Other features of this system will sound familiar. Polling places were few and far between; one of the leading items on the reform agenda was to increase their number. Electoral laws were so byzantine, and generated results so murky, that an army of well-paid lawyers was on the payroll for years, sorting out the returns and arguing over their validity. The “artificial polity” kept politics frozen in time, discouraging both parties from taking up vital economic questions of the day, and preventing new social forces and the partisan realignment that was eventually to come.

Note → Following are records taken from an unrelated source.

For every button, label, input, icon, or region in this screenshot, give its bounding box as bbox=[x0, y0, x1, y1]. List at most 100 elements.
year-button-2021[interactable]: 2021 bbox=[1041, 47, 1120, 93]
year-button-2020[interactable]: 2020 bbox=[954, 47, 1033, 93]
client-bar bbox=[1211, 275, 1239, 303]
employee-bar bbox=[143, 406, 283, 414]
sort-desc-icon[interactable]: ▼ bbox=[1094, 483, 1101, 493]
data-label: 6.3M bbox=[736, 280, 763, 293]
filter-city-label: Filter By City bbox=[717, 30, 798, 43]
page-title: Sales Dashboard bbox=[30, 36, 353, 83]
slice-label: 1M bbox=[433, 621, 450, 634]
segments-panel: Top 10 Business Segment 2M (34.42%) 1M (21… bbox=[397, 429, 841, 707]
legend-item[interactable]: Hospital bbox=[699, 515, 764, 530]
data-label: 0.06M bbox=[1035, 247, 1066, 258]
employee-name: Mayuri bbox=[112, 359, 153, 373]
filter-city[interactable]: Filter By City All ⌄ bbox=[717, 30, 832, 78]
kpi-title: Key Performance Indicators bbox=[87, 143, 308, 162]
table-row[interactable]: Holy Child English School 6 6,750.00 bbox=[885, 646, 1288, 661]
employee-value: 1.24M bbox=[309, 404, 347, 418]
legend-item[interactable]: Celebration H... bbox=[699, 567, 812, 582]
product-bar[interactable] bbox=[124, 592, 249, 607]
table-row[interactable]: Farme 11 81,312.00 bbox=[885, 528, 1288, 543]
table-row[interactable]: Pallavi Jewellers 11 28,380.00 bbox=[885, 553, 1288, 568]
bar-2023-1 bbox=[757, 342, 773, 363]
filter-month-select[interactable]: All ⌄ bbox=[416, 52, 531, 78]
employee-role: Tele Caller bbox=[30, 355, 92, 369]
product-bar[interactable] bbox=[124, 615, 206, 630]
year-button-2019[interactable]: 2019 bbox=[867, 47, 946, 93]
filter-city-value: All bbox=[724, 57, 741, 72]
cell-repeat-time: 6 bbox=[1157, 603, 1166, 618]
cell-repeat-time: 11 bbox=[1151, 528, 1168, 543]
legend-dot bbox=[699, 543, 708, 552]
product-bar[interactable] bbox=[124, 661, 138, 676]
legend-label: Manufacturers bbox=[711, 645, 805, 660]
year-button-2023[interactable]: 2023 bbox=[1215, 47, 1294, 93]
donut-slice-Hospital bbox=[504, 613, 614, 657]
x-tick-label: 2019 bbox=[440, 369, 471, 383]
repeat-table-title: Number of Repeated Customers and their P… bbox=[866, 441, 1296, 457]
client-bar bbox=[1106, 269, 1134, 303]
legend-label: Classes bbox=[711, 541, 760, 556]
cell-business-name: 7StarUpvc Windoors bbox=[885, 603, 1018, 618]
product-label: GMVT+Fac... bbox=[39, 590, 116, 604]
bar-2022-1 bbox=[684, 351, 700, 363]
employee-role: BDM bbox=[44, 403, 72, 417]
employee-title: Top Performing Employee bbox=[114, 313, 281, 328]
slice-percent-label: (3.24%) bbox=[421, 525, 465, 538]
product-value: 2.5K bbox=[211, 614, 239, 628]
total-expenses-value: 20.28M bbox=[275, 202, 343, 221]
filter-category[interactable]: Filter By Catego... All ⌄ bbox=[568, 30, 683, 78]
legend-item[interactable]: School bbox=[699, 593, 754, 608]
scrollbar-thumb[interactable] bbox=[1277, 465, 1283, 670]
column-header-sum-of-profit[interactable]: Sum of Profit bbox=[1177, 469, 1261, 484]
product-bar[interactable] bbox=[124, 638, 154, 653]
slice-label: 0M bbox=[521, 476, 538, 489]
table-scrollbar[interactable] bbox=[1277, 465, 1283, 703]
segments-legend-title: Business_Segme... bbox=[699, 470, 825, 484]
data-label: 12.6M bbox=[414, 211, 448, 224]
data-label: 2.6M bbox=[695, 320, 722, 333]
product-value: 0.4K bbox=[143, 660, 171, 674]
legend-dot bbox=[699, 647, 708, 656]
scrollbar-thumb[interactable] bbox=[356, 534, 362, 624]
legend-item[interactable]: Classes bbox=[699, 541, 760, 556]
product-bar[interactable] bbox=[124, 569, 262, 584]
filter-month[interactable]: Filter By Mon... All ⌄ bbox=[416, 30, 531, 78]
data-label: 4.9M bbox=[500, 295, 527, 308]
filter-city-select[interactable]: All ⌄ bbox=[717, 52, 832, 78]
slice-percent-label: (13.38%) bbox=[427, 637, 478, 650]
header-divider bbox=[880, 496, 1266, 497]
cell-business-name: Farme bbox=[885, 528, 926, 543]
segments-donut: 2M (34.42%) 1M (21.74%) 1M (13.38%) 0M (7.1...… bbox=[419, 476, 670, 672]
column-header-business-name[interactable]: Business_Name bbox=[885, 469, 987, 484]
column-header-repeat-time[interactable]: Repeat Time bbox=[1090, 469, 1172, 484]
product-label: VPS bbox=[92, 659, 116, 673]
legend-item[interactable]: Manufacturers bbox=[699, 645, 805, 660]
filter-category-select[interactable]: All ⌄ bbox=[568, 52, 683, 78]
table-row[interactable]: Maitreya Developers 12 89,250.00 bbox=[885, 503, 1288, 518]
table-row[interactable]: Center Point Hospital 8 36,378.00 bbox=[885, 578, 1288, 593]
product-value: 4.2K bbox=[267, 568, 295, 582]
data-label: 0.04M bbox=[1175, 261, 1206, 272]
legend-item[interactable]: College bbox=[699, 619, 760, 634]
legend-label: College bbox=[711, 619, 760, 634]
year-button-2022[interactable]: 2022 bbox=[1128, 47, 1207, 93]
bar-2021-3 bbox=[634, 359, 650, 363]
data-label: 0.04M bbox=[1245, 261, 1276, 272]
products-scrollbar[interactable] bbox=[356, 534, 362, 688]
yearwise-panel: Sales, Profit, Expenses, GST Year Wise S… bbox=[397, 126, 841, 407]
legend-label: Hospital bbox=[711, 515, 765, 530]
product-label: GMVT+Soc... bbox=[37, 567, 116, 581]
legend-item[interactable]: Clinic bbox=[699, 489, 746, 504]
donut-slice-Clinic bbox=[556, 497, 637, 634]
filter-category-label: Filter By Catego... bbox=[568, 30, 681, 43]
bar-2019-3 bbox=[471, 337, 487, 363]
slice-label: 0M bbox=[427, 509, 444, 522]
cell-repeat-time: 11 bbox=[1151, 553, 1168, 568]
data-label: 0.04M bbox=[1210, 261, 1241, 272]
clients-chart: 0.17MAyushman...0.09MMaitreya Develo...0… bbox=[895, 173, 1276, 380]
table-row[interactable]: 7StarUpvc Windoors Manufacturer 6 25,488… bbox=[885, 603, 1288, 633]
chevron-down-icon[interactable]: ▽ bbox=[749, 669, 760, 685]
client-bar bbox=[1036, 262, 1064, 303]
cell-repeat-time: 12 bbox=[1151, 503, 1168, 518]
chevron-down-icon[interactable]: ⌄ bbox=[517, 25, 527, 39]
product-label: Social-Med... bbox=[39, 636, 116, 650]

This is the situation we now find ourselves in. One party, representing the popular majority, remains on the outskirts of power, thanks to the Constitution. The other party, representing the minority, cannot wield power when it has it but finds its position protected nonetheless by the very same Constitution.
We are not witnesses to Prometheus unbound. We are seeing the sufferings of Sisyphus, forever rolling his rock—immigration reform, new infrastructure, green jobs—up a hill. It’s no wonder everyone saw an authoritarian at the top of that hill. When no one can act, any performance of power, no matter how empty, can seem real.